The We Company's (WE) senior preferred stockholders receive free shares in the event of an IPO down-round. With rumors of WeWork being valued as low as $10 billion, those free shares could be worth more than $400 million. On page F-115 of the latest prospectus, the company discloses that all Preferred Stock is subject to the following anti-dilution provision:
“The conversion ratio for the Senior Preferred Stock is adjusted on a broad weighted-average basis in the event of an issuance (or deemed issuance) below the applicable Senior Preferred Stock price, as adjusted.”
A weighted-average anti-dilution provision (partial ratchet) grants earlier investors some additional shares in the event of a down-round. That compares to a full ratchet, which provides 100% downside protection, and includes often-cited ratchet examples like Chegg (2013 IPO; $146 million in additional shares), Square (2014; $93 million) and Box (2015; $67 million).

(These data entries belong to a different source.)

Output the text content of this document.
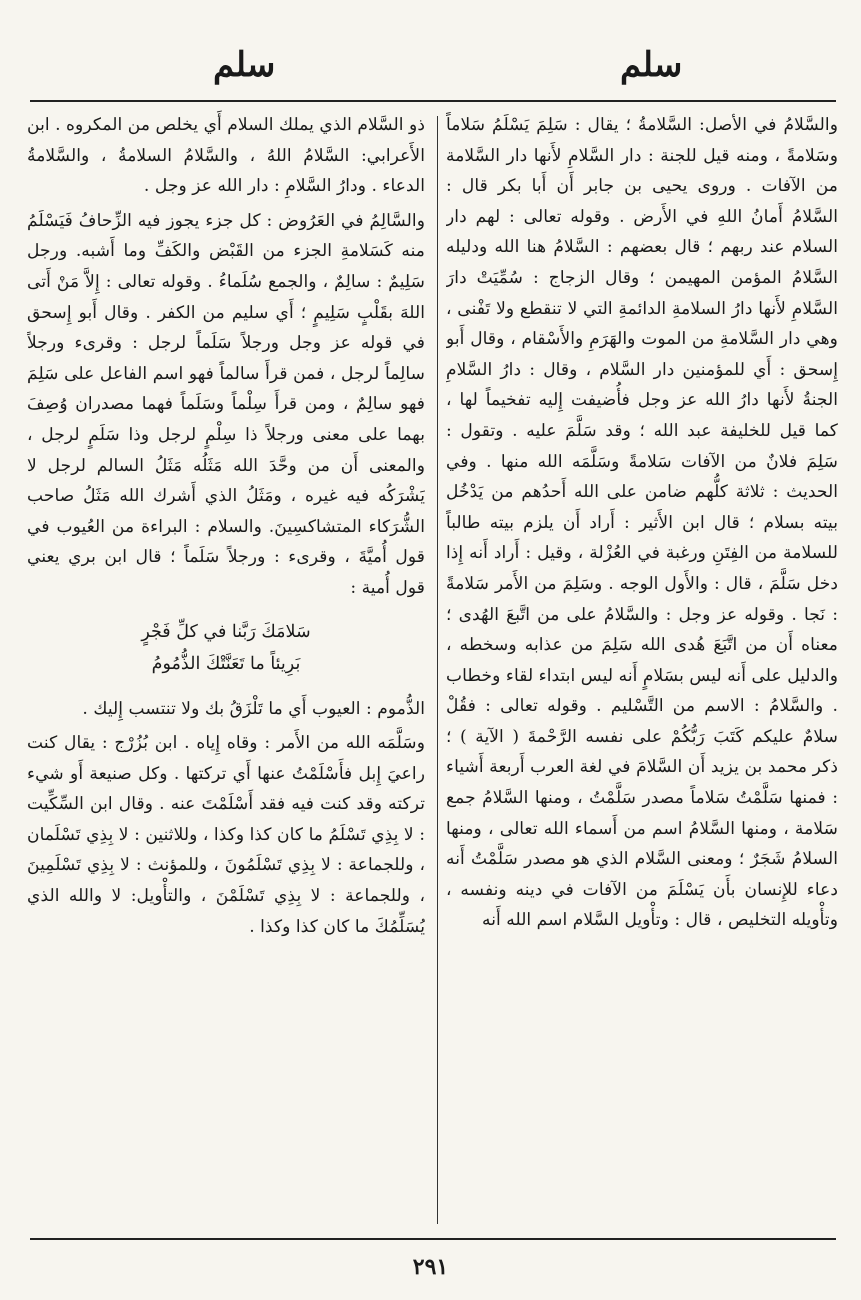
سلم
سلم

والسَّلامُ في الأصل: السَّلامةُ ؛ يقال : سَلِمَ يَسْلَمُ سَلاماً وسَلامةً ، ومنه قيل للجنة : دار السَّلامِ لأَنها دار السَّلامة من الآفات . وروى يحيى بن جابر أَن أَبا بكر قال : السَّلامُ أَمانُ اللهِ في الأَرض . وقوله تعالى : لهم دار السلام عند ربهم ؛ قال بعضهم : السَّلامُ هنا الله ودليله السَّلامُ المؤمن المهيمن ؛ وقال الزجاج : سُمِّيَتْ دارَ السَّلامِ لأَنها دارُ السلامةِ الدائمةِ التي لا تنقطع ولا تَفْنى ، وهي دار السَّلامةِ من الموت والهَرَمِ والأَسْقام ، وقال أَبو إِسحق : أَي للمؤمنين دار السَّلام ، وقال : دارُ السَّلامِ الجنةُ لأَنها دارُ الله عز وجل فأُضيفت إِليه تفخيماً لها ، كما قيل للخليفة عبد الله ؛ وقد سَلَّمَ عليه . وتقول : سَلِمَ فلانٌ من الآفات سَلامةً وسَلَّمَه الله منها . وفي الحديث : ثلاثة كلُّهم ضامن على الله أَحدُهم من يَدْخُل بيته بسلام ؛ قال ابن الأَثير : أَراد أَن يلزم بيته طالباً للسلامة من الفِتَنِ ورغبة في العُزْلة ، وقيل : أَراد أَنه إِذا دخل سَلَّمَ ، قال : والأَول الوجه . وسَلِمَ من الأَمر سَلامةً : نَجا . وقوله عز وجل : والسَّلامُ على من اتَّبعَ الهُدى ؛ معناه أَن من اتَّبَعَ هُدى الله سَلِمَ من عذابه وسخطه ، والدليل على أَنه ليس بسَلامٍ أَنه ليس ابتداء لقاء وخطاب . والسَّلامُ : الاسم من التَّسْليم . وقوله تعالى : فقُلْ سلامٌ عليكم كَتَبَ رَبُّكُمْ على نفسه الرَّحْمةَ ( الآية ) ؛ ذكر محمد بن يزيد أَن السَّلامَ في لغة العرب أَربعة أَشياء : فمنها سَلَّمْتُ سَلاماً مصدر سَلَّمْتُ ، ومنها السَّلامُ جمع سَلامة ، ومنها السَّلامُ اسم من أَسماء الله تعالى ، ومنها السلامُ شَجَرٌ ؛ ومعنى السَّلام الذي هو مصدر سَلَّمْتُ أَنه دعاء للإِنسان بأَن يَسْلَمَ من الآفات في دينه ونفسه ، وتأْويله التخليص ، قال : وتأْويل السَّلام اسم الله أَنه

ذو السَّلام الذي يملك السلام أَي يخلص من المكروه . ابن الأَعرابي: السَّلامُ اللهُ ، والسَّلامُ السلامةُ ، والسَّلامةُ الدعاء . ودارُ السَّلامِ : دار الله عز وجل .

والسَّالِمُ في العَرُوض : كل جزء يجوز فيه الزِّحافُ فَيَسْلَمُ منه كَسَلامةِ الجزء من القَبْض والكَفِّ وما أَشبه. ورجل سَلِيمٌ : سالِمٌ ، والجمع سُلَماءُ . وقوله تعالى : إِلاَّ مَنْ أَتى اللهَ بقَلْبٍ سَلِيمٍ ؛ أَي سليم من الكفر . وقال أَبو إِسحق في قوله عز وجل ورجلاً سَلَماً لرجل : وقرىء ورجلاً سالِماً لرجل ، فمن قرأَ سالماً فهو اسم الفاعل على سَلِمَ فهو سالِمٌ ، ومن قرأَ سِلْماً وسَلَماً فهما مصدران وُصِفَ بهما على معنى ورجلاً ذا سِلْمٍ لرجل وذا سَلَمٍ لرجل ، والمعنى أَن من وحَّدَ الله مَثَلُه مَثَلُ السالم لرجل لا يَشْرَكُه فيه غيره ، ومَثَلُ الذي أَشرك الله مَثَلُ صاحب الشُّرَكاء المتشاكسِينَ. والسلام : البراءة من العُيوب في قول أُميَّةَ ، وقرىء : ورجلاً سَلَماً ؛ قال ابن بري يعني قول أُمية :

سَلامَكَ رَبَّنا في كلِّ فَجْرٍ
بَرِيئاً ما تَعَنَّتْكَ الذُّمُومُ

الذُّموم : العيوب أَي ما تَلْزَقُ بك ولا تنتسب إِليك .

وسَلَّمَه الله من الأَمر : وقاه إِياه . ابن بُزُرْج : يقال كنت راعيَ إِبل فأَسْلَمْتُ عنها أَي تركتها . وكل صنيعة أَو شيء تركته وقد كنت فيه فقد أَسْلَمْتَ عنه . وقال ابن السِّكِّيت : لا بِذِي تَسْلَمُ ما كان كذا وكذا ، وللاثنين : لا بِذِي تَسْلَمان ، وللجماعة : لا بِذِي تَسْلَمُونَ ، وللمؤنث : لا بِذِي تَسْلَمِينَ ، وللجماعة : لا بِذِي تَسْلَمْنَ ، والتأْويل: لا والله الذي يُسَلِّمُكَ ما كان كذا وكذا .

٢٩١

If triggered, weighted-average anti-dilution protections usually result in only a few million dollars worth of extra shares. But in the case of WeWork, because SoftBank’s latest round was so large ($5 billion) and the rumored down-round is so far below the price SoftBank paid, this provision could result in the world’s largest IPO ratchet, granting existing shareholders $200 million to $500 million worth of additional shares, mostly going to SoftBank.
For example, if the company raises at least $3 billion and is valued at a market cap of less than $14.5 billion post-IPO, the total value of the additional shares issued under the provision would be more than $400 million.
So while SoftBank's $5 billion Series G-1 round may realize a loss of more than 75% at the IPO price, the value could actually be about 15-30% higher than it would have been otherwise. And as a result, the founder and employees will see their own shares diluted.
Furthermore, We Co. notes on page II-3 that upon receipt of the remaining $1.5 billion it is owed by SoftBank under the G-1 round, We has agreed to issue SoftBank a warrant exercisable for We stock. However, the terms of the warrant are not disclosed; a significant number of shares with a low exercise price could result in further dilution.
Formula for broad-based weighted-average conversion
Under this provision, the conversion price is adjusted to be equal to the price paid by earlier investors (e.g. $110) multiplied by the ratio of shares that would have been outstanding had the IPO priced at the earlier round (pre-IPO shares + IPO shares if deal priced at $110) and the actual post-IPO shares (pre-IPO shares + actual IPO shares issued in the down-round).
Note: Original article posted on 9/12, removed on 9/13, and re-posted on 9/16 following revisions to the ratchet discussion.